Wind turbines don’t produce greenhouse gases like burning fossil fuels, but they aren’t perfect. They are, unfortunately, responsible for hundreds of thousands of bird and bat deaths.
The birds and bats are killed either by the blades themselves or by the pressure changes created by the turbines. The population of birds around wind turbines can compensate for some amount of mortality, but recent research has found that they aren’t just killing local birds.
Golden eagles killed at the Altamont wind farm in northern California are mostly local, but as many as 25 percent of those birds had comes from up to several hundred miles away, which means those deaths are affecting other bird populations as well.
While we can account for a certain amount of deaths, before this study it was assumed that only local birds and bats are killed. However, it seems that in at least some species, dead birds can originate from quite far away, giving wind farms a larger ecological footprint than expected.
This is a difficult issue.
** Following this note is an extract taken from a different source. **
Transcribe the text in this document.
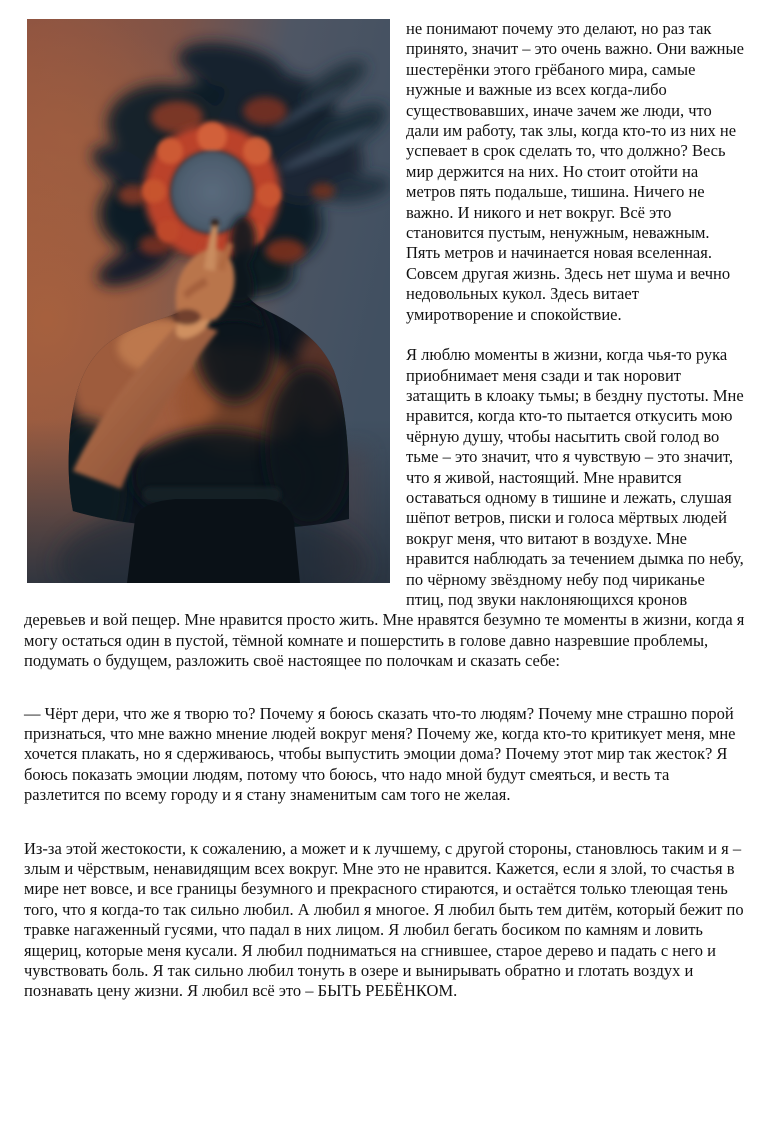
не понимают почему это делают, но раз так принято, значит – это очень важно. Они важные шестерёнки этого грёбаного мира, самые нужные и важные из всех когда-либо существовавших, иначе зачем же люди, что дали им работу, так злы, когда кто-то из них не успевает в срок сделать то, что должно? Весь мир держится на них. Но стоит отойти на метров пять подальше, тишина. Ничего не важно. И никого и нет вокруг. Всё это становится пустым, ненужным, неважным. Пять метров и начинается новая вселенная. Совсем другая жизнь. Здесь нет шума и вечно недовольных кукол. Здесь витает умиротворение и спокойствие.

Я люблю моменты в жизни, когда чья-то рука приобнимает меня сзади и так норовит затащить в клоаку тьмы; в бездну пустоты. Мне нравится, когда кто-то пытается откусить мою чёрную душу, чтобы насытить свой голод во тьме – это значит, что я чувствую – это значит, что я живой, настоящий. Мне нравится оставаться одному в тишине и лежать, слушая шёпот ветров, писки и голоса мёртвых людей вокруг меня, что витают в воздухе. Мне нравится наблюдать за течением дымка по небу, по чёрному звёздному небу под чириканье птиц, под звуки наклоняющихся кронов деревьев и вой пещер. Мне нравится просто жить. Мне нравятся безумно те моменты в жизни, когда я могу остаться один в пустой, тёмной комнате и пошерстить в голове давно назревшие проблемы, подумать о будущем, разложить своё настоящее по полочкам и сказать себе:

— Чёрт дери, что же я творю то? Почему я боюсь сказать что-то людям? Почему мне страшно порой признаться, что мне важно мнение людей вокруг меня? Почему же, когда кто-то критикует меня, мне хочется плакать, но я сдерживаюсь, чтобы выпустить эмоции дома? Почему этот мир так жесток? Я боюсь показать эмоции людям, потому что боюсь, что надо мной будут смеяться, и весть та разлетится по всему городу и я стану знаменитым сам того не желая.

Из-за этой жестокости, к сожалению, а может и к лучшему, с другой стороны, становлюсь таким и я – злым и чёрствым, ненавидящим всех вокруг. Мне это не нравится. Кажется, если я злой, то счастья в мире нет вовсе, и все границы безумного и прекрасного стираются, и остаётся только тлеющая тень того, что я когда-то так сильно любил. А любил я многое. Я любил быть тем дитём, который бежит по травке нагаженный гусями, что падал в них лицом. Я любил бегать босиком по камням и ловить ящериц, которые меня кусали. Я любил подниматься на сгнившее, старое дерево и падать с него и чувствовать боль. Я так сильно любил тонуть в озере и вынирывать обратно и глотать воздух и познавать цену жизни. Я любил всё это – БЫТЬ РЕБЁНКОМ.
More research is needed to understand how wind turbines affect birds and bats, but it seems obvious already that we have to figure out some way to reduce animal deaths around wind farms.
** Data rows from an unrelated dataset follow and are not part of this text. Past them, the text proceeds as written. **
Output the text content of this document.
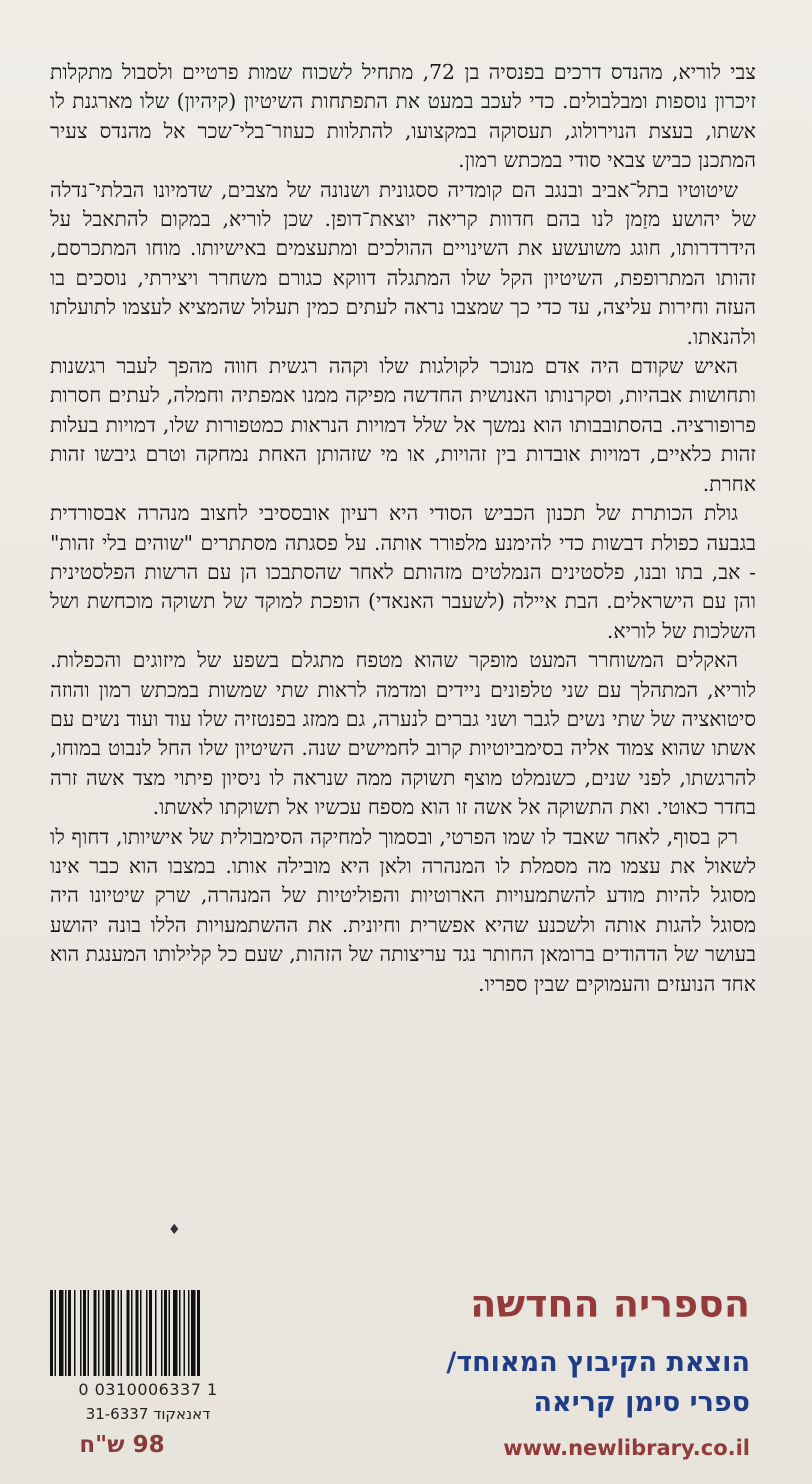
צבי לוריא, מהנדס דרכים בפנסיה בן 72, מתחיל לשכוח שמות פרטיים ולסבול מתקלות זיכרון נוספות ומבלבולים. כדי לעכב במעט את התפתחות השיטיון (קיהיון) שלו מארגנת לו אשתו, בעצת הנוירולוג, תעסוקה במקצועו, להתלוות כעוזר־בלי־שכר אל מהנדס צעיר המתכנן כביש צבאי סודי במכתש רמון.

שיטוטיו בתל־אביב ובנגב הם קומדיה ססגונית ושנונה של מצבים, שדמיונו הבלתי־נדלה של יהושע מזַמן לנו בהם חדוות קריאה יוצאת־דופן. שכן לוריא, במקום להתאבל על הידרדרותו, חוגג משועשע את השינויים ההולכים ומתעצמים באישיותו. מוחו המתכרסם, זהותו המתרופפת, השיטיון הקל שלו המתגלה דווקא כגורם משחרר ויצירתי, נוסכים בו העזה וחירות עליצה, עד כדי כך שמצבו נראה לעתים כמין תעלול שהמציא לעצמו לתועלתו ולהנאתו.

האיש שקודם היה אדם מנוכר לקולגות שלו וקהה רגשית חווה מהפך לעבר רגשנות ותחושות אבהיות, וסקרנותו האנושית החדשה מפיקה ממנו אמפתיה וחמלה, לעתים חסרות פרופורציה. בהסתובבותו הוא נמשך אל שלל דמויות הנראות כמטפורות שלו, דמויות בעלות זהות כלאיים, דמויות אובדות בין זהויות, או מי שזהותן האחת נמחקה וטרם גיבשו זהות אחרת.

גולת הכותרת של תכנון הכביש הסודי היא רעיון אובססיבי לחצוב מנהרה אבסורדית בגבעה כפולת דבשות כדי להימנע מלפורר אותה. על פסגתה מסתתרים "שוהים בלי זהות" - אב, בתו ובנו, פלסטינים הנמלטים מזהותם לאחר שהסתבכו הן עם הרשות הפלסטינית והן עם הישראלים. הבת איילה (לשעבר האנאדי) הופכת למוקד של תשוקה מוכחשת ושל השלכות של לוריא.

האקלים המשוחרר המעט מופקר שהוא מטפח מתגלם בשפע של מיזוגים והכפלות. לוריא, המתהלך עם שני טלפונים ניידים ומדמה לראות שתי שמשות במכתש רמון והוזה סיטואציה של שתי נשים לגבר ושני גברים לנערה, גם ממזג בפנטזיה שלו עוד ועוד נשים עם אשתו שהוא צמוד אליה בסימביוטיות קרוב לחמישים שנה. השיטיון שלו החל לנבוט במוחו, להרגשתו, לפני שנים, כשנמלט מוצף תשוקה ממה שנראה לו ניסיון פיתוי מצד אשה זרה בחדר כאוטי. ואת התשוקה אל אשה זו הוא מספח עכשיו אל תשוקתו לאשתו.

רק בסוף, לאחר שאבד לו שמו הפרטי, ובסמוך למחיקה הסימבולית של אישיותו, דחוף לו לשאול את עצמו מה מסמלת לו המנהרה ולאן היא מובילה אותו. במצבו הוא כבר אינו מסוגל להיות מודע להשתמעויות הארוטיות והפוליטיות של המנהרה, שרק שיטיונו היה מסוגל להגות אותה ולשכנע שהיא אפשרית וחיונית. את ההשתמעויות הללו בונה יהושע בעושר של הדהודים ברומאן החותר נגד עריצותה של הזהות, שעם כל קלילותו המענגת הוא אחד הנועזים והעמוקים שבין ספריו.

♦
0 0310006337 1
דאנאקוד 31-6337
98 ש"ח
הספריה החדשה
הוצאת הקיבוץ המאוחד/
ספרי סימן קריאה
www.newlibrary.co.il
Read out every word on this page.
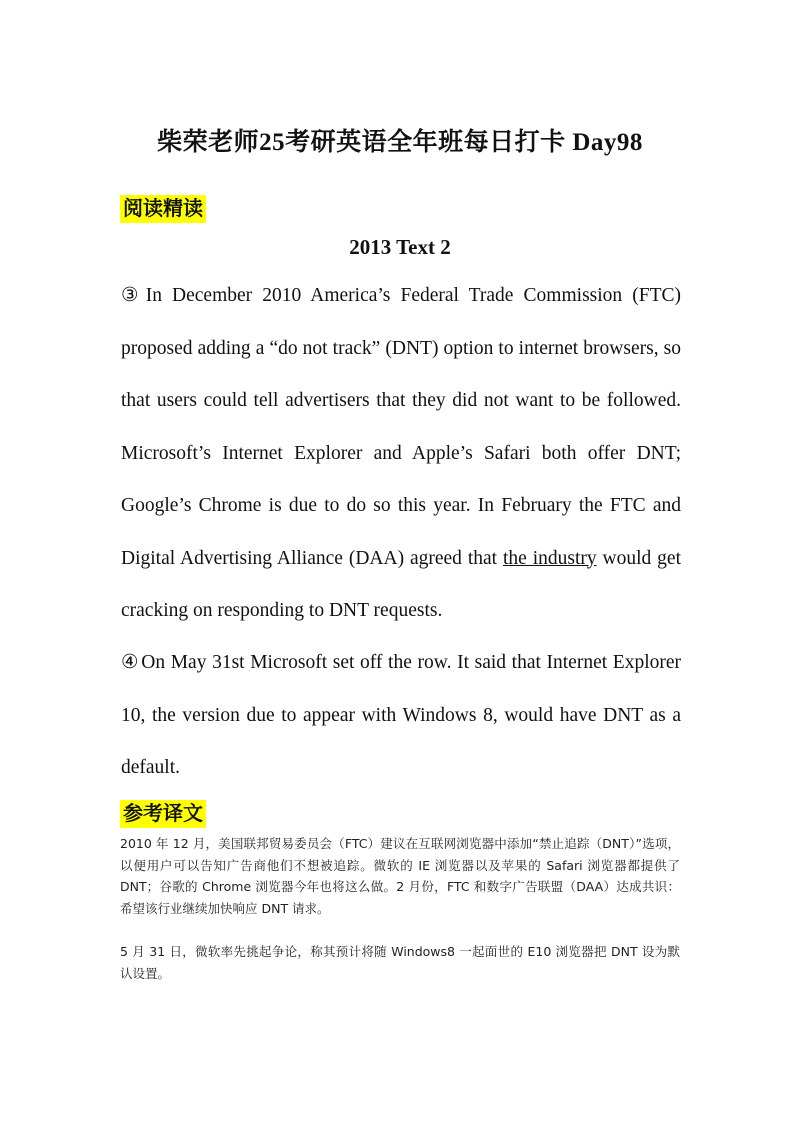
柴荣老师25考研英语全年班每日打卡 Day98
阅读精读
2013 Text 2
③ In December 2010 America’s Federal Trade Commission (FTC) proposed adding a “do not track” (DNT) option to internet browsers, so that users could tell advertisers that they did not want to be followed. Microsoft’s Internet Explorer and Apple’s Safari both offer DNT; Google’s Chrome is due to do so this year. In February the FTC and Digital Advertising Alliance (DAA) agreed that the industry would get cracking on responding to DNT requests.
④ On May 31st Microsoft set off the row. It said that Internet Explorer 10, the version due to appear with Windows 8, would have DNT as a default.
参考译文
2010 年 12 月，美国联邦贸易委员会（FTC）建议在互联网浏览器中添加“禁止追踪（DNT）”选项，以便用户可以告知广告商他们不想被追踪。微软的 IE 浏览器以及苹果的 Safari 浏览器都提供了 DNT；谷歌的 Chrome 浏览器今年也将这么做。2 月份，FTC 和数字广告联盟（DAA）达成共识：希望该行业继续加快响应 DNT 请求。
5 月 31 日，微软率先挑起争论，称其预计将随 Windows8 一起面世的 E10 浏览器把 DNT 设为默认设置。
In the long run, alternatives like wind and solar energy are essential to fighting the effects of global climate change by reducing greenhouse gas emissions, but if they can only do so by damaging or destroying bird and bat populations, we run the risk of doing serious, perhaps even irreparable ecological damage in other ways.
Wind farms are one of the most efficient generators of electricity developed thus far, so abandoning wind turbines is out of the question. Researchers are working on ways to reduce bat and bird deaths, but unfortunately we need more information than we currently have in order to take concrete steps in that direction.